Here are a few tips from my networking playbook.

 

  1. Practice.

    If you’re not a natural extrovert, networking takes practice. Look for low-risk opportunities to engage with people. Get used to stepping out of your comfort zone and building connections. Networking doesn’t just mean turning on the switch at a conference or event. You can look for opportunities to practice and build connections every day. Getting in the habit is the first step to becoming a better connector.

  2. Have a plan.

    Before you jump into the conference social hour, map out your plan. What are three good questions you can ask a stranger? People love to talk about themselves, so brainstorming questions is a good way to open the door to conversations. It’s usually the anticipation of the experience, or the first few minutes, that are the most difficult. Having a plan can help push you through initial discomfort.

  3. Set goals.

    Setting specific networking goals can be a motivator. At your next event, set a goal. For example, “I will start conversations with five new people.” You’ll leave with at least one or two meaningful new connections, people you enjoyed talking to, or people you can help. It’s not about meeting the “important” people. Don’t get stuck looking for name tags with impressive titles. If that’s your strategy, you’ve already missed the opportunity. Everyone’s important.

  4. Be a good listener.

    Listening is underrated, and good listeners are hard to find. Networking isn’t about making a sales pitch. It’s about asking good questions and listening to what people have to say. Focus on the person you’re talking to, and you’ll find that a lot of the pressure goes away.

  5. Don’t assume you’re the only one.

    We often think we are the only one in the room who’s uncomfortable. It is easy to assume everyone else is an extrovert who’s happy and relaxed in a room full of new faces. But that’s just not the case. At your next networking event, remember that a lot of other people probably feel just like you do. Start a conversation, knowing that the person you’re talking to is probably thankful that you took the first step.

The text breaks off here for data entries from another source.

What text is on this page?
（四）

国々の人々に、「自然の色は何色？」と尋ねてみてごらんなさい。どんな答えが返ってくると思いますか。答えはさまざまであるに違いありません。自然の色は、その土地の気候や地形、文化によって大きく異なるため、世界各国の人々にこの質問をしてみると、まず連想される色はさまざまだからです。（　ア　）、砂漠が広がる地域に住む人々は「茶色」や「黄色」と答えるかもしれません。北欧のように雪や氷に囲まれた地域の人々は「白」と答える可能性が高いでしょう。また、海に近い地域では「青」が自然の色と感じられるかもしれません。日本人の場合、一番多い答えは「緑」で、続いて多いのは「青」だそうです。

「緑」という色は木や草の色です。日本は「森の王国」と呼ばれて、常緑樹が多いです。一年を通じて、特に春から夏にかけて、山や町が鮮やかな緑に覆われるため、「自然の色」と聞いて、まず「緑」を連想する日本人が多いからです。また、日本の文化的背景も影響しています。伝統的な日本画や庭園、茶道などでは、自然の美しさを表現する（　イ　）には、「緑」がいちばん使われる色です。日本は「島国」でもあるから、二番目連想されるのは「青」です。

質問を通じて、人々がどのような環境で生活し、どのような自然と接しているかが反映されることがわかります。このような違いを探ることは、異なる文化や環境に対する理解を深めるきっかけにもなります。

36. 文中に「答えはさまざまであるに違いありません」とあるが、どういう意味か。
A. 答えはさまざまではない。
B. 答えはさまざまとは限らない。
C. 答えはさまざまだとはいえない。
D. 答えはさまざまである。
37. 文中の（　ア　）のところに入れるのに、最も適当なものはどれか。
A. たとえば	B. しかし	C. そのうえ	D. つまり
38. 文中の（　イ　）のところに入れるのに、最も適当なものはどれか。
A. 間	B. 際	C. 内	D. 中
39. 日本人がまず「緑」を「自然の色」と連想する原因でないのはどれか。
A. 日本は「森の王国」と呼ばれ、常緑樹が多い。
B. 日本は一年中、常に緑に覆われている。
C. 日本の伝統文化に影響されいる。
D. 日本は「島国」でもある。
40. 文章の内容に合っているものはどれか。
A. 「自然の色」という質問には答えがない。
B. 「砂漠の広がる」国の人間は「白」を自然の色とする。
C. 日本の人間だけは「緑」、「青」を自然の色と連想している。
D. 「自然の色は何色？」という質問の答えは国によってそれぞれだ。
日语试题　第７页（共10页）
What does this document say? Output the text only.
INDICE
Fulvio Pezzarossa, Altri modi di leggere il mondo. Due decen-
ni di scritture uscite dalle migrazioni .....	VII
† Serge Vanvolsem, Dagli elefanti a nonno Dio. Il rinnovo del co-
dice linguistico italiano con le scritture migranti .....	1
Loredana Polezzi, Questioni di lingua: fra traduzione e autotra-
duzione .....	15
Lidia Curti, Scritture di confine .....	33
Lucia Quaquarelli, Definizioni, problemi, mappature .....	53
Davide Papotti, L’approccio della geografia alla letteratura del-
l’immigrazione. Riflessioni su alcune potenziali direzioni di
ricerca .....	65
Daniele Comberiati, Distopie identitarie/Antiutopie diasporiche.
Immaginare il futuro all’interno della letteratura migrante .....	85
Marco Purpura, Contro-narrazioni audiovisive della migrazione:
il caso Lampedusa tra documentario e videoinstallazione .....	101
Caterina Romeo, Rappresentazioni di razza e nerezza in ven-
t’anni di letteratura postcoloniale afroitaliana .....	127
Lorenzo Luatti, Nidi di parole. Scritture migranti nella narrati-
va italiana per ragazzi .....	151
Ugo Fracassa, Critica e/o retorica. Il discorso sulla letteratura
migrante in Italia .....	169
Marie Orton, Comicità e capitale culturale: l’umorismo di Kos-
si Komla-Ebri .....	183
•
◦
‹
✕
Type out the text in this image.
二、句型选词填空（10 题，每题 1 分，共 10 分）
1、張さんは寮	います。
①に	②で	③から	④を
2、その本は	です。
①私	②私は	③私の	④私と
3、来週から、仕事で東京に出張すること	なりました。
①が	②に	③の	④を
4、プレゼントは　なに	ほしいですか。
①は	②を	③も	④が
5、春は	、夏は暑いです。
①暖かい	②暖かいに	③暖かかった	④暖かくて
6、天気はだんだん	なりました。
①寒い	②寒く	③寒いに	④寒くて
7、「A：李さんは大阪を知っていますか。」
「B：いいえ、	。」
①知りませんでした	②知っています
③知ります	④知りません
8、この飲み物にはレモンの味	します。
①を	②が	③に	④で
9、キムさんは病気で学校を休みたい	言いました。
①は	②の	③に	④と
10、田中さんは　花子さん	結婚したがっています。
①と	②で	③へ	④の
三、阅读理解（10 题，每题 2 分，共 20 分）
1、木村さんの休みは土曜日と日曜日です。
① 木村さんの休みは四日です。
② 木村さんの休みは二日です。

  6. Get over your fear of rejection.

    A common fear associated with networking is rejection. If that sounds familiar, download an app called Rejection Therapy. The app’s goal is to get you comfortable with the idea of being uncomfortable by putting you in situations that are likely to induce a little rejection. After 30 days of rejection therapy, you realize rejection isn’t that big of a deal.

  7. Always follow-up.

    Following up with new connections is an art. You can make a big impression by stepping up your follow-up game. Here’s an example of a recent follow-up that impressed me: Last year, I spoke at the Best of Breed conference. In my talk, I mentioned a book and author that I really like. I’d never met the author before, but his book contributed to my thinking. Fast-forward a few months, and Best of Breed is hiring that author to speak because of my casual recommendation. One afternoon, I found a handwritten note and gift from the author in my mailbox. In his note, he thanked me for the referral and said he hoped we could meet in person sometime. Talk about building a connection. He didn’t just send a message on LinkedIn. He did something unforgettable. And, he made me challenge myself: Would I have done that? The experience has pushed me to work harder in my own follow-up. Lesson learned: Always look for ways to follow-up and make an impression.

  8. Connect online.

    Social media and online communication have made it easier for introverts to build connections before and after events. If you’re heading to an event alone, connect with one or two people online before the event. Make plans for one coffee meeting. Have someone to look for who you already “know.” Recognizing just one familiar face or name can get the ball rolling.